4. zu Zwecken der Wissenschaft und des Unterrichts, der Aufstockung der Bestände, der Wiederansiedlung sowie der für diese Zwecke erforderlichen Aufzucht von Tieren oder

5. zu sonstigen öffentlichen oder privaten Zwecken im Rahmen einer vorübergehenden Beunruhigung, einer selektiven Entnahme oder der Haltung bestimmter Tierarten in geringen Mengen unter streng überwachten Bedingungen

erforderlich ist.

...

(5) Ausnahmen von der Schonzeit gemäß Abs. 2 bis 4 dürfen für Wild, welches der Richtlinie 2009/147/EG des Europäischen Parlaments und des Rates vom 30. November 2009 über die Erhaltung der wildlebenden Vogelarten, ABl. Nr. L 20 vom 26.1.2010, S 7 ff., in der Fassung der Verordnung (EU) 2019/1010 des Europäischen Parlaments und des Rates vom 5. Juni 2019 zur Angleichung der Berichterstattungspflichten im Bereich der Rechtsvorschriften mit Bezug zur Umwelt und zur Änderung der Verordnungen (EG) Nr. 166/2006 und (EU) Nr. 995/2010 des Europäischen Parlaments und des Rates, der Richtlinien 2002/49/EG, 2004/35/EG, 2007/2/EG, 2009/147/EG und 2010/63/EU des Europäischen Parlaments und des Rates, der Verordnungen (EG) Nr. 338/97 und (EG) Nr. 2173/2005 des Rates und der Richtlinie 86/278/EWG des Rates, ABl. Nr. L 170 vom 25.6.2019, S 115 ff. (in der Folge ‚Vogelschutz Richtlinie‘), unterliegt oder im Anhang IV der Richtlinie 92/43/EWG des Rates vom 21. Mai 1992 zur Erhaltung der natürlichen Lebensräume sowie der wildlebenden Tiere und Pflanzen, ABl. Nr. L 206 vom 22.7.1992, S 7 ff., in der Fassung der Richtlinie 2013/17/EU des Rates vom 13. Mai 2013 zur Anpassung bestimmter Richtlinien im Bereich Umwelt aufgrund des Beitritts der Republik Kroatien, ABl. Nr. L 158 vom 10.6.2013, S 193 ff. (in der Folge ‚FFH Richtlinie‘), angeführt ist, überdies nur bewilligt werden, wenn es keine anderweitige zufriedenstellende Lösung gibt und der günstige Erhaltungszustand der betroffenen Wildarten aufrechterhalten wird. Wird die Ausnahmebewilligung aus Gründen des Abs. 2 Z 2 erteilt, muss diese auf die Abwendung erheblicher Schäden gerichtet sein.
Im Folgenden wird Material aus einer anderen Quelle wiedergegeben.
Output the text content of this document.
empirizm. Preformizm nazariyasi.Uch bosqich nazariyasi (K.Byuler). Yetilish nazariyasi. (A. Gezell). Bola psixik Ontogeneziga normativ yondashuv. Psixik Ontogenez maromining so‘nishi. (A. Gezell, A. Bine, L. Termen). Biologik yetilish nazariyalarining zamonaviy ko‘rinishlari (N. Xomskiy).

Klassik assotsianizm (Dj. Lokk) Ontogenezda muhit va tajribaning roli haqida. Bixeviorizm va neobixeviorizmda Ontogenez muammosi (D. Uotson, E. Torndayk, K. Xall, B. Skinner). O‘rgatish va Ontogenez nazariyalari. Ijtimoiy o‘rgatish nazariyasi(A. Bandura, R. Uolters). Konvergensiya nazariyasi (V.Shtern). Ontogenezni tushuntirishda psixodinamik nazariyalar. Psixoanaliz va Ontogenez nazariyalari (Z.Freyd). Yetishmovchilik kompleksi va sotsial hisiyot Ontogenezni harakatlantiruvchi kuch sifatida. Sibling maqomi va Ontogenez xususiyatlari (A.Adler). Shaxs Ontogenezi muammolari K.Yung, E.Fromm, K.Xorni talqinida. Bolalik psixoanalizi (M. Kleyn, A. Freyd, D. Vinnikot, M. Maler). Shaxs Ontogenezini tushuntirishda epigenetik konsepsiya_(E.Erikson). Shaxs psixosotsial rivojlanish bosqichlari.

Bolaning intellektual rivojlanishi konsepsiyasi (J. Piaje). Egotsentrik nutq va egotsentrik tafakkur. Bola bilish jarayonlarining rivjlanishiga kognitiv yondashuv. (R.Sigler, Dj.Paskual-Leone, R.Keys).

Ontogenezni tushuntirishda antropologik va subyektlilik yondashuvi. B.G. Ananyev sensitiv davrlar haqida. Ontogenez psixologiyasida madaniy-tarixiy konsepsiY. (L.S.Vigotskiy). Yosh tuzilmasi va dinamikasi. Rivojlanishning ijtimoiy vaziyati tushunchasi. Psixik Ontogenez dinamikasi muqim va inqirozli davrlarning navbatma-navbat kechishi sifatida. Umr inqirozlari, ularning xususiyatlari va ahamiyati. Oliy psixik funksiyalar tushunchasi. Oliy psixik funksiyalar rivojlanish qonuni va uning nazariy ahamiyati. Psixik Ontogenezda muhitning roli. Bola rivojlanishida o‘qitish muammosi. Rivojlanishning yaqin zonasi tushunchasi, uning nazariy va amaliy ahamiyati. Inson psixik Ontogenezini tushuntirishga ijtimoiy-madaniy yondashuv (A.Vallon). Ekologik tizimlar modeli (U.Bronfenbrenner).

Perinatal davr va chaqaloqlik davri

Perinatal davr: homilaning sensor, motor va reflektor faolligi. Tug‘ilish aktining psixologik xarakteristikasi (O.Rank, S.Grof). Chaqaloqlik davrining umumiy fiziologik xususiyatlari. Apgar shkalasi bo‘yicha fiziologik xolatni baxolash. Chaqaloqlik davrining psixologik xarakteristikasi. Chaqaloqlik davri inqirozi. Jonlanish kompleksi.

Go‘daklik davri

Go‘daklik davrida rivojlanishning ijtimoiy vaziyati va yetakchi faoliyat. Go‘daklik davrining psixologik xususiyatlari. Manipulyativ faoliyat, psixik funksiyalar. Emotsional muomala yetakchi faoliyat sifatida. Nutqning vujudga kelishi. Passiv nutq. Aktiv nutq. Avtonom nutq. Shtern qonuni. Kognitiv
(6) Bescheide gemäß Abs. 2 bis 4 haben insbesondere Angaben über

1. die Wildart, für welche die Ausnahme bestimmt ist,

2. den Ausnahmegrund,

3. die zugelassenen Fang-, Vergrämungs- oder Tötungsmittel, einrichtungen und methoden,

4. die Kontrollmaßnahmen und

5. erforderlichenfalls zeitliche und örtliche Umstände der Ausnahme

zu enthalten.

...

§ 84 Zugang von berechtigten Umweltorganisationen zu den Gerichten

(1) Berechtigte Umweltorganisationen im Sinn dieses Landesgesetzes sind Vereine oder Stiftungen, die gemäß § 19 Abs. 7 des Umweltverträglichkeitsprüfungsgesetzes 2000 (UVP G 2000), BGBl. Nr. 697/1993, in der Fassung des Bundesgesetzes BGBl. I Nr. 26/2023, zur Ausübung von Parteienrechten in Oberösterreich befugt sind.

...

(3) Berechtigte Umweltorganisationen haben das Recht, gegen Bescheide gemäß § 43 Abs. 5 und 7, § 44 Abs. 3 sowie § 56 Abs. 2 Beschwerde an das Landesverwaltungsgericht zu erheben, und zwar wegen der Verletzung von Vorschriften dieses Landesgesetzes, soweit sie Bestimmungen der Vogelschutz Richtlinie oder der FFH Richtlinie umsetzen.

...“

25 Nach § 1 Abs. 1 der Oö. Schonzeitenverordnung 2007, LGBl. Nr. 72 idF LGBl. Nr. 38/2012, durfte das Birkwild ganzjährig weder gejagt noch gefangen noch getötet werden.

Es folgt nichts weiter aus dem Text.